Today I have been writing content for a client’s website. Their existing ‘Special Offers’ page has not been touched for over a year. I have added content explaining that this is a company that is special consistently, all year round. This business is already cutting margins to a workable minimumin in order to survive the competition, if they get much more ‘special’ there will be no point in trading, it is just not sustainable.
Speaking from experience, I have received emails from companies offering me amazing offers:
- £48 down to £12 – WOW!
- Buy one get TWO FREE – Spectacular!
- Today only, £10 instead of £42 – Incredible!
And it really is, incredible. I might even fall for it, get sucked right in and buy that bargain item, even knowing that the company have captured my data, dammit. However, I will only buy if I needed it anyway, or if I know I will use it in the future. Quite probably, I will then unsubscribe from the mailing list.
What Messages Do Special Offers Send?
Quite honestly, if I am being offered a £48 product from a company for £12, it makes me wonder what their mark-up is. The fact that a company could sell me a product at such a huge discount fills me with mistrust. How much are they adding on to every other product? There begins the slippery slope, I am losing my trust for that company. It gets worse, what if I choose to stay on the mailing list? Is it out of loyalty, or is it because I am hanging on for more ridiculously cut price offers? Why would I pay full price if I know there will be regular discount deals?

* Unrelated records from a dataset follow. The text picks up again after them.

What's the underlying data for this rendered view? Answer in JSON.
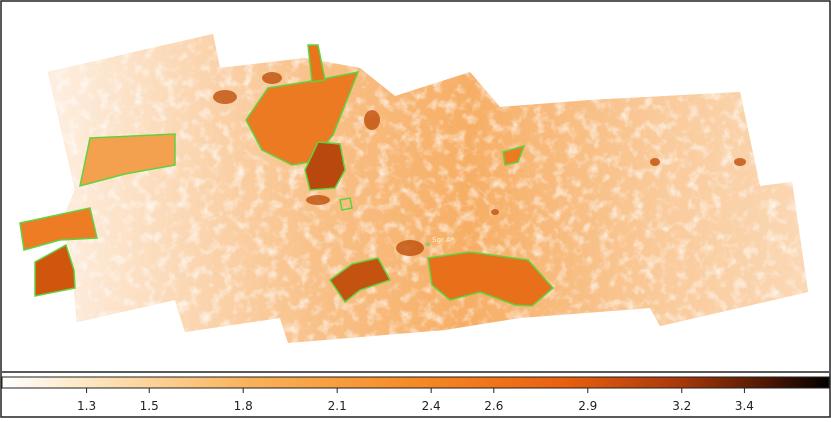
{
  "image": {
    "source_label": "Sgr A*"
  },
  "colorbar": {
    "lim": [
      1.03,
      3.67
    ],
    "ticks": [
      1.3,
      1.5,
      1.8,
      2.1,
      2.4,
      2.6,
      2.9,
      3.2,
      3.4
    ]
  }
}
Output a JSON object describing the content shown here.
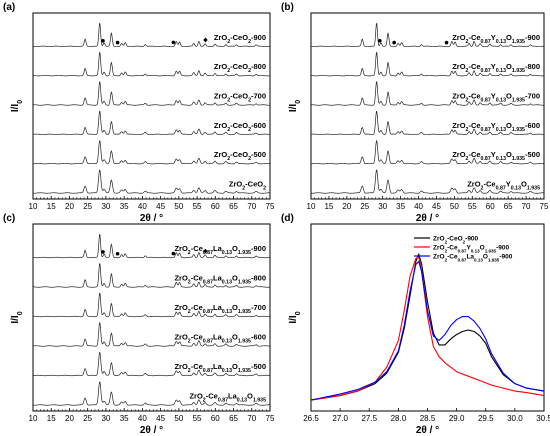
{
  "figure": {
    "panels": [
      {
        "letter": "(a)"
      },
      {
        "letter": "(b)"
      },
      {
        "letter": "(c)"
      },
      {
        "letter": "(d)"
      }
    ]
  },
  "chart_data": [
    {
      "type": "line",
      "panel": "(a)",
      "xlabel": "2θ / °",
      "ylabel": "I/I₀",
      "xlim": [
        10,
        75
      ],
      "xticks": [
        10,
        15,
        20,
        25,
        30,
        35,
        40,
        45,
        50,
        55,
        60,
        65,
        70,
        75
      ],
      "yticks": "none",
      "grid": false,
      "series": [
        {
          "name": "ZrO₂-CeO₂-900"
        },
        {
          "name": "ZrO₂-CeO₂-800"
        },
        {
          "name": "ZrO₂-CeO₂-700"
        },
        {
          "name": "ZrO₂-CeO₂-600"
        },
        {
          "name": "ZrO₂-CeO₂-500"
        },
        {
          "name": "ZrO₂-CeO₂"
        }
      ],
      "peaks_2theta": [
        24.3,
        28.3,
        29.5,
        31.5,
        34.3,
        35.3,
        40.8,
        49.3,
        50.2,
        54.1,
        55.5,
        57.2,
        59.9,
        62.9,
        65.8,
        71.2
      ],
      "markers": [
        {
          "symbol": "filled-circle",
          "x": [
            29.2,
            33.2,
            48.5
          ]
        },
        {
          "symbol": "filled-diamond",
          "x": [
            57.3
          ]
        }
      ]
    },
    {
      "type": "line",
      "panel": "(b)",
      "xlabel": "2θ / °",
      "ylabel": "I/I₀",
      "xlim": [
        10,
        75
      ],
      "xticks": [
        10,
        15,
        20,
        25,
        30,
        35,
        40,
        45,
        50,
        55,
        60,
        65,
        70,
        75
      ],
      "yticks": "none",
      "grid": false,
      "series": [
        {
          "name": "ZrO₂-Ce₀.₈₇Y₀.₁₃O₁.₉₃₅-900"
        },
        {
          "name": "ZrO₂-Ce₀.₈₇Y₀.₁₃O₁.₉₃₅-800"
        },
        {
          "name": "ZrO₂-Ce₀.₈₇Y₀.₁₃O₁.₉₃₅-700"
        },
        {
          "name": "ZrO₂-Ce₀.₈₇Y₀.₁₃O₁.₉₃₅-600"
        },
        {
          "name": "ZrO₂-Ce₀.₈₇Y₀.₁₃O₁.₉₃₅-500"
        },
        {
          "name": "ZrO₂-Ce₀.₈₇Y₀.₁₃O₁.₉₃₅"
        }
      ],
      "peaks_2theta": [
        24.3,
        28.3,
        29.5,
        31.5,
        34.3,
        35.3,
        40.8,
        49.3,
        50.2,
        54.1,
        55.5,
        57.2,
        59.9,
        62.9,
        65.8,
        71.2
      ],
      "markers": [
        {
          "symbol": "filled-circle",
          "x": [
            29.2,
            33.2,
            47.8
          ]
        }
      ]
    },
    {
      "type": "line",
      "panel": "(c)",
      "xlabel": "2θ / °",
      "ylabel": "I/I₀",
      "xlim": [
        10,
        75
      ],
      "xticks": [
        10,
        15,
        20,
        25,
        30,
        35,
        40,
        45,
        50,
        55,
        60,
        65,
        70,
        75
      ],
      "yticks": "none",
      "grid": false,
      "series": [
        {
          "name": "ZrO₂-Ce₀.₈₇La₀.₁₃O₁.₉₃₅-900"
        },
        {
          "name": "ZrO₂-Ce₀.₈₇La₀.₁₃O₁.₉₃₅-800"
        },
        {
          "name": "ZrO₂-Ce₀.₈₇La₀.₁₃O₁.₉₃₅-700"
        },
        {
          "name": "ZrO₂-Ce₀.₈₇La₀.₁₃O₁.₉₃₅-600"
        },
        {
          "name": "ZrO₂-Ce₀.₈₇La₀.₁₃O₁.₉₃₅-500"
        },
        {
          "name": "ZrO₂-Ce₀.₈₇La₀.₁₃O₁.₉₃₅"
        }
      ],
      "peaks_2theta": [
        24.3,
        28.3,
        29.5,
        31.5,
        34.3,
        35.3,
        40.8,
        49.3,
        50.2,
        54.1,
        55.5,
        57.2,
        59.9,
        62.9,
        65.8,
        71.2
      ],
      "markers": [
        {
          "symbol": "filled-circle",
          "x": [
            29.2,
            33.2,
            48.5
          ]
        },
        {
          "symbol": "filled-diamond",
          "x": [
            57.3
          ]
        }
      ]
    },
    {
      "type": "line",
      "panel": "(d)",
      "xlabel": "2θ / °",
      "ylabel": "I/I₀",
      "xlim": [
        26.5,
        30.5
      ],
      "xticks": [
        "26.5",
        "27.0",
        "27.5",
        "28.0",
        "28.5",
        "29.0",
        "29.5",
        "30.0",
        "30.5"
      ],
      "yticks": "none",
      "grid": false,
      "legend": "top-right",
      "series": [
        {
          "name": "ZrO₂-CeO₂-900",
          "color": "#000000",
          "x": [
            26.5,
            27.0,
            27.3,
            27.6,
            27.8,
            28.0,
            28.1,
            28.2,
            28.3,
            28.35,
            28.4,
            28.5,
            28.6,
            28.7,
            28.8,
            28.9,
            29.0,
            29.1,
            29.2,
            29.3,
            29.4,
            29.5,
            29.6,
            29.8,
            30.0,
            30.2,
            30.5
          ],
          "y": [
            0.02,
            0.05,
            0.08,
            0.13,
            0.2,
            0.34,
            0.5,
            0.72,
            0.95,
            1.0,
            0.93,
            0.68,
            0.47,
            0.39,
            0.39,
            0.43,
            0.46,
            0.48,
            0.49,
            0.48,
            0.45,
            0.4,
            0.31,
            0.19,
            0.13,
            0.1,
            0.08
          ]
        },
        {
          "name": "ZrO₂-Ce₀.₈₇Y₀.₁₃O₁.₉₃₅-900",
          "color": "#ff0000",
          "x": [
            26.5,
            27.0,
            27.3,
            27.6,
            27.8,
            28.0,
            28.1,
            28.2,
            28.3,
            28.35,
            28.4,
            28.5,
            28.6,
            28.7,
            28.8,
            28.9,
            29.0,
            29.2,
            29.4,
            29.6,
            29.8,
            30.0,
            30.2,
            30.5
          ],
          "y": [
            0.02,
            0.05,
            0.08,
            0.14,
            0.24,
            0.42,
            0.62,
            0.85,
            0.97,
            0.98,
            0.88,
            0.58,
            0.38,
            0.31,
            0.27,
            0.24,
            0.21,
            0.18,
            0.15,
            0.12,
            0.1,
            0.08,
            0.07,
            0.05
          ]
        },
        {
          "name": "ZrO₂-Ce₀.₈₇La₀.₁₃O₁.₉₃₅-900",
          "color": "#0000ff",
          "x": [
            26.5,
            27.0,
            27.3,
            27.6,
            27.8,
            28.0,
            28.1,
            28.2,
            28.3,
            28.35,
            28.4,
            28.5,
            28.6,
            28.7,
            28.8,
            28.9,
            29.0,
            29.1,
            29.2,
            29.3,
            29.4,
            29.5,
            29.6,
            29.8,
            30.0,
            30.2,
            30.5
          ],
          "y": [
            0.02,
            0.06,
            0.09,
            0.14,
            0.21,
            0.35,
            0.52,
            0.75,
            0.93,
            0.95,
            0.88,
            0.62,
            0.45,
            0.42,
            0.46,
            0.52,
            0.56,
            0.58,
            0.58,
            0.55,
            0.5,
            0.43,
            0.33,
            0.2,
            0.13,
            0.1,
            0.08
          ]
        }
      ]
    }
  ]
}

Treating Customers With Respect
A few years ago one could telephone an insurance company (for example) and tell them you were intending to leave, you would be put through to a ‘Customer Retention Department’ and given a huge discount to tempt you to stay. What about the loyal customers who chose to stay anyway? How much are they paying? What do those kind of ethics say about the company?
A Sustainable Solution
If I am going to choose to give a business my custom, I would prefer to know that I am paying an honest price, the same price that every other customer will be paying. I will trust them with my custom then. Years ago I worked with a business that refused to have sales. It had plenty of loyal customers, great turnover and a sustainable profit margin, all built on trust; the formula worked. I know it is a competitive market out there and sellers like Amazon don’t help, but if you can’t compete with Amazon on price, or delivery in 4 hours, you need to focus on a different USP. What works for you?